Questi stessi settori considerano che l’insistenza nell’indagine sul golpe e la repressione franchista induca un’idealizzazione della Seconda Repubblica. Criticano la visione irenista di qualcuno su questi anni. Dietro questa posizione si nasconde di solito l’idea che la Repubblica fu responsabile della propria fine. Si giustifica così quello che è successo dopo, non apertamente, ma come conseguenza del processo che si è aperto nel 1931. Da qui l’insistenza a parlare della Seconda Repubblica e della guerra civile come se fosse un solo periodo. 
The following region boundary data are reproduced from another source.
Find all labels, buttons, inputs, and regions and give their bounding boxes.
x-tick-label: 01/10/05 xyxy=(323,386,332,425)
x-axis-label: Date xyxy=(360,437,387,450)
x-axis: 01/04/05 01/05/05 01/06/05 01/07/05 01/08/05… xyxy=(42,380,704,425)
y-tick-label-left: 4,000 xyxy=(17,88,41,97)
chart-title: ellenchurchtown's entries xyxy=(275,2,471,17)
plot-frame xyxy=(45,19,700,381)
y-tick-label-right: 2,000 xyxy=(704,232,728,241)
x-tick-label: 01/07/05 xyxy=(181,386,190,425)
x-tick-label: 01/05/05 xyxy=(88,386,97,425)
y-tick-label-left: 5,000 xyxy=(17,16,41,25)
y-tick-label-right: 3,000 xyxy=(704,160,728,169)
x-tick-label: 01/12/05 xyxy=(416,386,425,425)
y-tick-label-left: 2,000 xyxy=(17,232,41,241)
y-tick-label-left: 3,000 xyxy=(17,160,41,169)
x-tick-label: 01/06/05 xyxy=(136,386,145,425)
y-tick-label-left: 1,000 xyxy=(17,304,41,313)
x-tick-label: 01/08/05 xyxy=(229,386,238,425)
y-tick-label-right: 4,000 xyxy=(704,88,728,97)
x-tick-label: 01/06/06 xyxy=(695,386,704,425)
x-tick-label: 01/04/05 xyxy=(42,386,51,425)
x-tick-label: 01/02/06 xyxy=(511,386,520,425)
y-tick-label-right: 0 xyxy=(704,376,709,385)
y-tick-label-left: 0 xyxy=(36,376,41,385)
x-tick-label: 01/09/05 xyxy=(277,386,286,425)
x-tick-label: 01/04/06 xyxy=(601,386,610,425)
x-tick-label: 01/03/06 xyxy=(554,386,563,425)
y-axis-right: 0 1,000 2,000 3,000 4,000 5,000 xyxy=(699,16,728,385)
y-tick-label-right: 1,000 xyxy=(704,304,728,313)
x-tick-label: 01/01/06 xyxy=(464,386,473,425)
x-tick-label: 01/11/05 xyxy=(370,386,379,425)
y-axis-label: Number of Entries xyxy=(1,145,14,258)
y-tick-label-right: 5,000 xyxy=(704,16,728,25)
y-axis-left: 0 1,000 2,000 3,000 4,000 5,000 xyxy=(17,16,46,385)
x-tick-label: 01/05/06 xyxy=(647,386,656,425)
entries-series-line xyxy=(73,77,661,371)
Inoltre c’è un’altra questione di fondo. Il modello della transizione esige un’interpretazione del passato che implichi la negazione dell’esperienza repubblicana come ultimo riferimento democratico prima della Costituzione del 1978. Diciamo che sono dei processi storici che si escludono. I difensori ad oltranza del modello di transizione che si è lentamente aperto dopo la morte di Franco pensano che bisogna lasciare da parte la Repubblica, il golpe e la dittatura perché tutto possa seguire il suo corso, e quelli che sostengono che bisogna tener conto di questo passato pensano che il processo di transizione si è svolto nelle condizioni che implicavano un continuismo che comprometteva il futuro, e il rifiuto ad affrontare tutta una serie di questioni importanti che, presto o tardi, avrebbero finito per emergere. Il problema di fondo è stato esposto, a suo modo, dal luogotenente-generale Sabino Fernández Campos, conte di Latores e segretario della Casa Reale : “Tutti devono sforzarsi di tacere quello che è necessario tacere perché le cose ormai stabilite bene non cambino”. La conclusione è chiara: il franchismo non è avvenuto invano e la Spagna attuale viene da lui.
NdlT
* F. Espinosa Maestre mette esplicitamente in causa il best-seller del 2001, I Soldati di Salamina, che, di fatto, porta in scena due eroi, il fascista Rafael Sánchez Mazas, e il soldato repubblicano Miralles. Si potrebbe aggiungere, nel cinema, Ballata dell’odio e dell’amore (2011) di Alex de la Iglesia, una cui immagine mostra una donna, che simbolizza la Spagna, letteralmente lacerata tra i due campi.
NdE
*La Causa general instruida por el Ministerio Fiscal sobre la dominación roja en España (Causa generale istruita dal ministero pubblico sul dominio rosso in Spagna) fu una delle armi della repressione e della propaganda franchista dopo la guerra civile. Instaurata nel 1940 e in vigore fino al 1969, fu un’enorme istruzione per” conoscere il senso, l’ampiezza e le manifestazioni più importanti dell’attività criminale delle forze sovversive che, nel 1936, hanno apertamente attaccato l’esistenza e i valori essenziali della patria, salvati in estremo, e provvidenzialmente, dal movimento liberatore”. Diretta da un procuratore speciale, ha accumulato 4 000 casse di documenti sui “crimini rossi” dal 1931 al 1939, oggi depositate agli Archivi storici nazionali di Madrid.